Est-il possible de moderniser une ville malgré ses habitants ? La question devrait par moments tarauder les responsables de la Communauté urbaine de Yaoundé (Cuy). Surtout en ces temps pluvieux où l’on reparle d’inondations.
Passe encore que soient touchés les quartiers spontanés où la précarité, sinon l’incivisme, a poussé des gens à bâtir dans des marécages. Mais que le théâtre des inondations soit le rond-point de la Poste centrale ou l’avenue Kennedy, dépasse l’entendement.
Dans la mesure où le canal de 4,32 Km construit en 2011, en aval, pour endiguer en temps de crue la furie des eaux la rivière Mfoundi et de ses affluents, le Djoungolo et l’Ekozoa notamment, était censé enrayer ce phénomène. Hélas non ! La fréquence en a diminué, passant d’une moyenne de quinze à moins de trois par an, selon des sources proches de la Cuy.
Laquelle indexe les mauvaises pratiques des populations pour expliquer la persistance des inondations. En cause, le dépôt de déchets dans les cours d’eau et autres canalisations de drainage des eaux. Il n’y a qu’à aller voir au quartier Nsam, au lieu dit Sofavinc, les milliers de bouteilles plastiques qui ont enseveli le lit de la rivière pour jauger le résultat de cet incivisme.
Les autorités municipales expliquent qu’au niveau de la Poste centrale, les avaloirs des eaux pluviales sont régulièrement bouchés par les déchets solides que les populations jettent sur la route. Ce qui fait que les eaux de pluie sont retenues, elles gonflent et ne sont évacuées que lorsque les avaloirs sont débouchés.
Voilà où nous conduisent des pratiques apparemment anodines que constituent ces papiers d’emballage, ces kleenex usagés, ces tourteaux de maïs et autres déchets négligemment balancés des ouvertures de voitures, taxis comme grosses cylindrées, ou déposés par des piétons et des marchands ambulants.
Ces mauvaises pratiques, à la peau si dure, survivent aux campagnes de sensibilisation. Le Projet d’assainissement de Yaoundé (Pady), cadre de la construction du canal du Mfoundi, a accompagné la mise en place de cette infrastructure par une campagne de sensibilisation.

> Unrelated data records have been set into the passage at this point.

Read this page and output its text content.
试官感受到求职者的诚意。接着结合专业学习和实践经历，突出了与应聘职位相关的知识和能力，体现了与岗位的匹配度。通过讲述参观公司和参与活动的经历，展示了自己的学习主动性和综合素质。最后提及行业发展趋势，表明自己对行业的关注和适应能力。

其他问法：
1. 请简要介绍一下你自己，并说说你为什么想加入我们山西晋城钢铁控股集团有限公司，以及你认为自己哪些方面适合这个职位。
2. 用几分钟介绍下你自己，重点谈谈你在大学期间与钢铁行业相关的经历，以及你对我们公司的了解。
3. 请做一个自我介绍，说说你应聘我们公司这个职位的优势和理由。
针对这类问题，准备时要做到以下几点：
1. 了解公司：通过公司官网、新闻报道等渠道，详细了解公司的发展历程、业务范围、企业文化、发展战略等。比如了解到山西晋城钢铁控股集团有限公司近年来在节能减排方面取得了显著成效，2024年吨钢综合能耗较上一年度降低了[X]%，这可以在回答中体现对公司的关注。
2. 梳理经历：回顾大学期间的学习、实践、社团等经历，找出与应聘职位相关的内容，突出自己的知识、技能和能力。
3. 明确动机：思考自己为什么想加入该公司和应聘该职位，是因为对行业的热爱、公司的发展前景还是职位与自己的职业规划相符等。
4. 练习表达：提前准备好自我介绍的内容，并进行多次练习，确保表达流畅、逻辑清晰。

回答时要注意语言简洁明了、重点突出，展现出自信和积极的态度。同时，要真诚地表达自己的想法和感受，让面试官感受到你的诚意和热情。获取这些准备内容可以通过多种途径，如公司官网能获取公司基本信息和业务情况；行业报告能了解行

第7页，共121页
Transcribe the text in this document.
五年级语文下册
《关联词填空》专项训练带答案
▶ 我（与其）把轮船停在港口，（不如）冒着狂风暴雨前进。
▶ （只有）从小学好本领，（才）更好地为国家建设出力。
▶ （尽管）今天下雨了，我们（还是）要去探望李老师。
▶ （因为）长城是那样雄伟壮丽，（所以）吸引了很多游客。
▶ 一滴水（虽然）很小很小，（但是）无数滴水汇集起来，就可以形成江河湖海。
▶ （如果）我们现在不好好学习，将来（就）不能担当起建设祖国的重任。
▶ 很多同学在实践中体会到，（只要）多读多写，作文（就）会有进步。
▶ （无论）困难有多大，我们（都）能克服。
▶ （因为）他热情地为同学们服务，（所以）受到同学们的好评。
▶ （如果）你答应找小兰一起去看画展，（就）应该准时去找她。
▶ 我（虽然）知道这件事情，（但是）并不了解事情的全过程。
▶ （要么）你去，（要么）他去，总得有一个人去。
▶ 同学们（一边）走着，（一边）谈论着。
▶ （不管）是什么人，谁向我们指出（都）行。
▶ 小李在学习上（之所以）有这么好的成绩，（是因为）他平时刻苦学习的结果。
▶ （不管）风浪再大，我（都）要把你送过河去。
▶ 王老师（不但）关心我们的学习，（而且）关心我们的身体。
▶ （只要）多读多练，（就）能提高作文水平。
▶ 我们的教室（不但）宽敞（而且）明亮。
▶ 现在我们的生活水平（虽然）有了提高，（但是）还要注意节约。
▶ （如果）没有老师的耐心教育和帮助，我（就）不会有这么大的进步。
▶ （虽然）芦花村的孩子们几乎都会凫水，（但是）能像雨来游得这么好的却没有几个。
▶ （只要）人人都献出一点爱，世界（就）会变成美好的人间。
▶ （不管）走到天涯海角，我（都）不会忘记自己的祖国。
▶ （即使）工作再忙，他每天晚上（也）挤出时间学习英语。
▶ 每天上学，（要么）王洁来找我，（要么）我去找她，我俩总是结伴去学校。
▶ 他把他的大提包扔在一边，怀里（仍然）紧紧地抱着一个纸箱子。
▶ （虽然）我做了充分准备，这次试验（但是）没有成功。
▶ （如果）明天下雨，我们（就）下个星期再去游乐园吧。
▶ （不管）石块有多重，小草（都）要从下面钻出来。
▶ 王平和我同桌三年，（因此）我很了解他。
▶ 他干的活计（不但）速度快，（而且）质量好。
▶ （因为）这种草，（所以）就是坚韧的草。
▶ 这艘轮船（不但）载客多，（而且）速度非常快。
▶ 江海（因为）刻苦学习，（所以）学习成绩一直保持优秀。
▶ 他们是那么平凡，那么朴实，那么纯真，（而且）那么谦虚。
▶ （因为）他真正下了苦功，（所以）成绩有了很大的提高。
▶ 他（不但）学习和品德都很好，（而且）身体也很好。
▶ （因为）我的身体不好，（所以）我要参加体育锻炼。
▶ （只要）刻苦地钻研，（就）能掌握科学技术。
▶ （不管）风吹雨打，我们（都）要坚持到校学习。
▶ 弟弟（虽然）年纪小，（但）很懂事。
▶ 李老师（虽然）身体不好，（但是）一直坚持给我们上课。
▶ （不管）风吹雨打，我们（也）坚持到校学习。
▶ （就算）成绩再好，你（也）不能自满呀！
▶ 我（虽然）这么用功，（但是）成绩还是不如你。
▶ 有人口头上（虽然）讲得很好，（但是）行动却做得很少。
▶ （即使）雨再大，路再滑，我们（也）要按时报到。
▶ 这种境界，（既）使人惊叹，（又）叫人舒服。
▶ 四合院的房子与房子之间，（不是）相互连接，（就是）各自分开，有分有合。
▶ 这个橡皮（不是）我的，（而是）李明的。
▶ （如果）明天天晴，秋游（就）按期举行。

Celle-ci est allée jusqu’à la formation des populations de certains quartiers riverains au tri sélectif des déchets. Mais rien n’y fait. Avant celle-là, trois campagnes de sensibilisation ont été menées au long de la décennie 2000.
La première, organisée en l’an 2000, avait pour thème : « Opération zéro déchet sur les voies publiques ». Elle poursuivait pour objectifs d’amener les usagers à déposer leurs déchets dans les bacs-poubelles, d’une part, les automobilistes et leurs passagers à ne pas jeter leurs déchets par les ouvertures des voitures, d’autre part.
Lancée le 24 mai 2002, la campagne « Dialogue citoyen » fut un forum d’échanges entre les municipalités et les populations de la ville, sur la question de la gestion des déchets.
Conduite en 2005 par HYSACAM, l’entreprise s’occupant de la collecte et du traitement de déchets da ville, une campagne au ton cordial, ludique et plaisant, sous le thème, « Nous ne sommes pas des ordures, mais… » voulait amener les populations à vider les déchets dans les bacs à ordures ; ne pas les jeter sur la voie publique ; ne pas mettre le feu aux dans les bacs à ordures ; ne pas envoyer les enfants vider les ordures ; ne pas vider les ordures dans les cours d’eau ; attendre le camion de collecte pour y vider les ordures. Rien n’y fait. La seconde phase du projet d’assainissement de Yaoundé démarre bientôt. Autour du prolongement du canal jusqu’à la sortie-sud de la ville.
Avec une autre campagne de sensibilisation dont le mode opératoire, on l’espère, prendra suffisamment en compte les échecs du passé. D’autant que la fonctionnalité du canal ne peut être durablement assurée que si les comportements de la population changent dans le sens d’une adaptation à ce progrès technique.
Sinon, à défaut d’un entretien onéreux, le canal sera saturé et nous nous retrouverons à la case départ. Chez des peuples entrés avant nous dans la civilisation urbaine, coulent depuis des centenaires, sans encombre, dans les villes, grâce des populations qui ont adapté leur comportement au progrès technique et au désir partagé de vivre dans un milieu sain et beau.
Il faudrait que nous aussi changions de comportement. Par la persuasion, sinon par le fouet. Dans le style des sabots qui ont visiblement assagi les automobilistes, les amenant progressivement à coup d’amendes, à garer leur véhicule dans les parkings.